As a follow-up to the completion of the course renovations the club launched a campaign to recruit more members, which has already been successful.

“We created a marketing campaign, a membership drive,” he said. “We were at I think 325 members last year and I think we're at just over 500 this year. That's where we need to be, it's a good number for us. … So now the work is to keep those members and keep people enjoying and having a great experience on the course. The course speaks for itself. It's tremendous.”

Les Furber, who has designed golf courses in Canada and the world, said it was a pleasure to be part of the club’s 100th anniversary celebration.

“Certainly, in Canada we're a young country, so anything that's a hundred years old is, I'm happy to be a part of it,” he noted.

The golf course renovations, which include 10 newly designed holes, did not present any real challenges.

“There was a lot of maturity there, we had a nice canvas to work with,” he said. “The existing holes were good holes, they just needed new features. So that was a great start and the golf course today looks like it's always been there because of that.”

The changes were not made to create a difficult course that will be suitable for hosting international championship. His goal was to create a layout that will be playable and fun for club members.

“So we kept most of the entrances open to the green, and mowed fairway running into the greens where you could bounce the ball on, make it more forgiving, more fun,” he said. “There's a junior program here of about 160 junior golfers that Jeff [Chambers] and his crew are teaching and they can play this golf course from our forward tees because of the way we designed it. So it's not about difficulty, it's about having fun and great playing conditions.”

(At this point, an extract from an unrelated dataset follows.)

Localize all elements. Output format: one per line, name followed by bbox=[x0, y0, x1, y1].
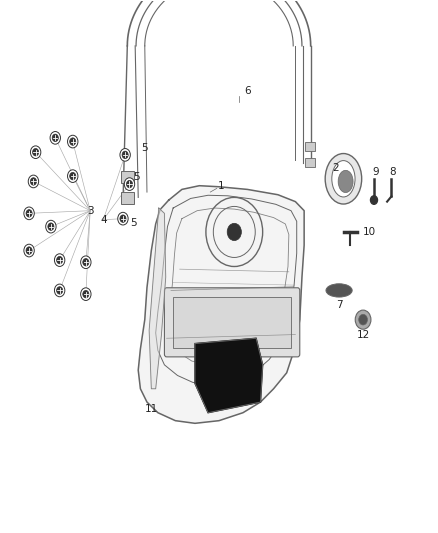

The Elmwood Golf Club was known as the Swift Current Golf Club when it opened in 1919 as a private, nine-hole course. It was originally located in the Ashley Park area, but was later moved to the current location. 

McDonald, who is a past president of Golf Canada, currently resides in Kamloops. He was born in Rosetown and grew up in Swift Current. He started to play golf on the Elmwood course in 1959 and while studying at the University of Saskatchewan he worked at the golf course during the summers.

He moved away from the city in 1969, but over the years continued to visit family and played on this golf course. He has won the Labour Day golf tournament at Elmwood golf course a record nine times.

He has many fond memories of the golf course, and he was therefore proud and honoured to represent Golf Canada at the 100th anniversary celebration. He recalled planting a line of poplar trees at the 10th hole in 1964.

“I remember going through there with the old Allis-Chalmers tractor with the single blade plough and creating the furrow to put the trees in and some of the ones over on number four and on number one,” he said. “So it's fun to come back and see how big they are now. It's incredible. When we were putting them in, they were knee-high, and now they're 40, 50, 60 feet high. So there's lots of good things, lots of memories, and some of the people are the biggest part of the memories.”